Overall, the need for software-defined vehicles is being driven by the desire for greater flexibility, connectivity, and automation in the automotive industry. As the technology continues to evolve, we can expect to see more software-defined vehicles on the roads in the coming years. This would include a growing focus on:

• Artificial intelligence: As artificial intelligence (AI) technologies evolve, we can expect to see the growth of AI-enabled solutions in software-defined vehicles. This would include AI-powered driver assistance systems, more intelligent infotainment systems, and even deeper self-driving capabilities than available at present.

• Integration with smart city infrastructure: As cities become more connected and smarter, software-defined vehicles may be able to interact with the citywide infrastructure network in new ways. For instance, vehicles could communicate with traffic lights to optimize traffic flow, or interact with parking meters to find available parking spaces as they near the destination.

• Improved cybersecurity: As software-defined vehicles become more common, cybersecurity will become an increasingly important concern.

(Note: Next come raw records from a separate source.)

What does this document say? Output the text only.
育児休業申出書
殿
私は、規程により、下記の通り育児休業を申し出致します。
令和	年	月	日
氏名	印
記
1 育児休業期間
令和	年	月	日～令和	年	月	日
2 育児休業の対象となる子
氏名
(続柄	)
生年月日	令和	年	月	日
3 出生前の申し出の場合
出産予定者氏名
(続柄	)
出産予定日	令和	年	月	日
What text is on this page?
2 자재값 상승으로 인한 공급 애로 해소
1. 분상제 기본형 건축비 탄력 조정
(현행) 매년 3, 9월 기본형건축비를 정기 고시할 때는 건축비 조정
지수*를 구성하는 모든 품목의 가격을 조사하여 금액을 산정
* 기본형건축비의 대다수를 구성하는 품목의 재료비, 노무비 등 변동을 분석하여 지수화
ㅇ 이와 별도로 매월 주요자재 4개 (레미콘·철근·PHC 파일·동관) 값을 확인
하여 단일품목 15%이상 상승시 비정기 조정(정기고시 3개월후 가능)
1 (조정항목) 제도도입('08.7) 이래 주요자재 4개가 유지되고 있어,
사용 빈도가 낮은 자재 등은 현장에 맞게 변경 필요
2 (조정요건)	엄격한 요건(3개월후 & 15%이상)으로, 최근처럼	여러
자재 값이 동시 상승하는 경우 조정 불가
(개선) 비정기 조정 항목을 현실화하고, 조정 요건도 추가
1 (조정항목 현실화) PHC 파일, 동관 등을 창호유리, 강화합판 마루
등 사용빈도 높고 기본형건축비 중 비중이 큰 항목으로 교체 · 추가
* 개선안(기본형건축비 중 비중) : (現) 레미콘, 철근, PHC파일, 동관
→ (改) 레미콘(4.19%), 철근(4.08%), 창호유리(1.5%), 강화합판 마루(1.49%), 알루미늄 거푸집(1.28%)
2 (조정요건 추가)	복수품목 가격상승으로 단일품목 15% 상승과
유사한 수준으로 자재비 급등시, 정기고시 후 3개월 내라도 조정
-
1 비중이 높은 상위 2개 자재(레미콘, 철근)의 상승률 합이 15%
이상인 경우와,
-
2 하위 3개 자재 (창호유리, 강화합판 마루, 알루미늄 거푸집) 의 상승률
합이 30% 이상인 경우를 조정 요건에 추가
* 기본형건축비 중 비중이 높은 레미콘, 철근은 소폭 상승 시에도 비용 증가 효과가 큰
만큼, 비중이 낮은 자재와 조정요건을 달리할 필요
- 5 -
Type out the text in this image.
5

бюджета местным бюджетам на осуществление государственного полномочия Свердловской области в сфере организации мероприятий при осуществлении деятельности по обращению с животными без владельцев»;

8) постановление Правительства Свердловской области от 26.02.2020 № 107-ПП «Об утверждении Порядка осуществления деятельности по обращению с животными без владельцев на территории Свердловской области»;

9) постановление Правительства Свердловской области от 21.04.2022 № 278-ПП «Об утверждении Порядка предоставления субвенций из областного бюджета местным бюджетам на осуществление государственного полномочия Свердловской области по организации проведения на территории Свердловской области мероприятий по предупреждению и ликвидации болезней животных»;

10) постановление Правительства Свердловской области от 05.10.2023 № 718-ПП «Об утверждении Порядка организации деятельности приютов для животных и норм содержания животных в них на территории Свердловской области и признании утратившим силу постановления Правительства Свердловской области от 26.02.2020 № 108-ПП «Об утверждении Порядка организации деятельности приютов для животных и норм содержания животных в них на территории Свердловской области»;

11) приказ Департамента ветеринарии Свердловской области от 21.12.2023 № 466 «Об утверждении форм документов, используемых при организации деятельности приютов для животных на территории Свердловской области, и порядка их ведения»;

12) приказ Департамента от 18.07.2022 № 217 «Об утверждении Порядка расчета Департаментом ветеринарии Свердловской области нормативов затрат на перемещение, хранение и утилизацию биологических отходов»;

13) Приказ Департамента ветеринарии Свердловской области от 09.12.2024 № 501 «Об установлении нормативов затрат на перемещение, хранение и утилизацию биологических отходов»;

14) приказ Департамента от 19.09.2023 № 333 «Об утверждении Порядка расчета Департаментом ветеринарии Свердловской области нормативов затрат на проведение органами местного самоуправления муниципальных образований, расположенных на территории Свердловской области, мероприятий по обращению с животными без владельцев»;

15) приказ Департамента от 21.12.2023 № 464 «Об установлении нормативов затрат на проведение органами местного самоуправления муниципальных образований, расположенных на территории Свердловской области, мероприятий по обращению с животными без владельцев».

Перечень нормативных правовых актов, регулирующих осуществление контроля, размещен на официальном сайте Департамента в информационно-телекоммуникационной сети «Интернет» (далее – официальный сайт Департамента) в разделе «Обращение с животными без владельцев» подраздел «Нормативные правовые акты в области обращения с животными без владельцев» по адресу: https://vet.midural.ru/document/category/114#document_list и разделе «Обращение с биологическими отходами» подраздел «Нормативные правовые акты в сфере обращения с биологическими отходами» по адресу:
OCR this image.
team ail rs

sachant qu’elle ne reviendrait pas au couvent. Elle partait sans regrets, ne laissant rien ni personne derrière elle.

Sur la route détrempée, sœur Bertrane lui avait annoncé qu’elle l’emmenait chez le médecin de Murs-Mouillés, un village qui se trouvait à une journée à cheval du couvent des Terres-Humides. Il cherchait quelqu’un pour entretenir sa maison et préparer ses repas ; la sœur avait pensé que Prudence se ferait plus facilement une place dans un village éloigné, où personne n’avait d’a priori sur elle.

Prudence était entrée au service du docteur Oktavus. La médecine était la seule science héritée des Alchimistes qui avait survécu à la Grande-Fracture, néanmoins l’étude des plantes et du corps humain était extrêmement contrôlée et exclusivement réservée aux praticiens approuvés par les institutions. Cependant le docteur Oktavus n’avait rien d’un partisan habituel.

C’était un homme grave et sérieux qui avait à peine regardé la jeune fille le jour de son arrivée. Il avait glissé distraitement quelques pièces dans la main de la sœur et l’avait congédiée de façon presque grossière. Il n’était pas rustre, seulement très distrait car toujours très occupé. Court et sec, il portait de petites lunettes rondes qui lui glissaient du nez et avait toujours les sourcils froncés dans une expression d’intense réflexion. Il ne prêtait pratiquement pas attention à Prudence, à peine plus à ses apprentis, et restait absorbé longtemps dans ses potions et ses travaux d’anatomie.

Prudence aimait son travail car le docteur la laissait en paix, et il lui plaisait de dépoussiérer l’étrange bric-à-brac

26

To address this, we can expect to see greater focus on developing robust security systems that can protect vehicles from cyber-attacks.

• Enhanced personalization: As consumers continue to demand more personalized experiences, software-defined vehicles, leveraging their inherently flexible architecture, would become even more customizable in the future. This would include features like adjustable suspension, customizable lighting, and deeper personalization of interfaces.

• Extended use of data analytics: As vehicles become more connected and collect more data, there will be greater opportunities to use that data to improve performance and user experience. This could include using data analytics to optimize fuel efficiency, track vehicle performance, or even provide personalized recommendations for drivers.

• Robust hardware platforms: With the growing availability of high-power, centralized computing platforms, domain (or zonal) controllers would leverage an increasing number of high compute SOCs and high speed bus infrastructure. This would combine with in-vehicle ethernet, bundled with SOME/IP.

• Reliable software architecture: And finally, the applications driving the future will be developed in a Service Oriented Architecture (SoA), or as micro-services. The rise of cloud native software development and virtualization, abstracted from hardware, could play a major role here.

The evolution of software-defined vehicles will likely be driven by a combination of technological advancements, changing consumer preferences, and the need for greater safety and efficiency on the roads. As the technology evolves, we can expect to see exciting new innovations in this space as the global demand momentum sees it through the next curve in the road.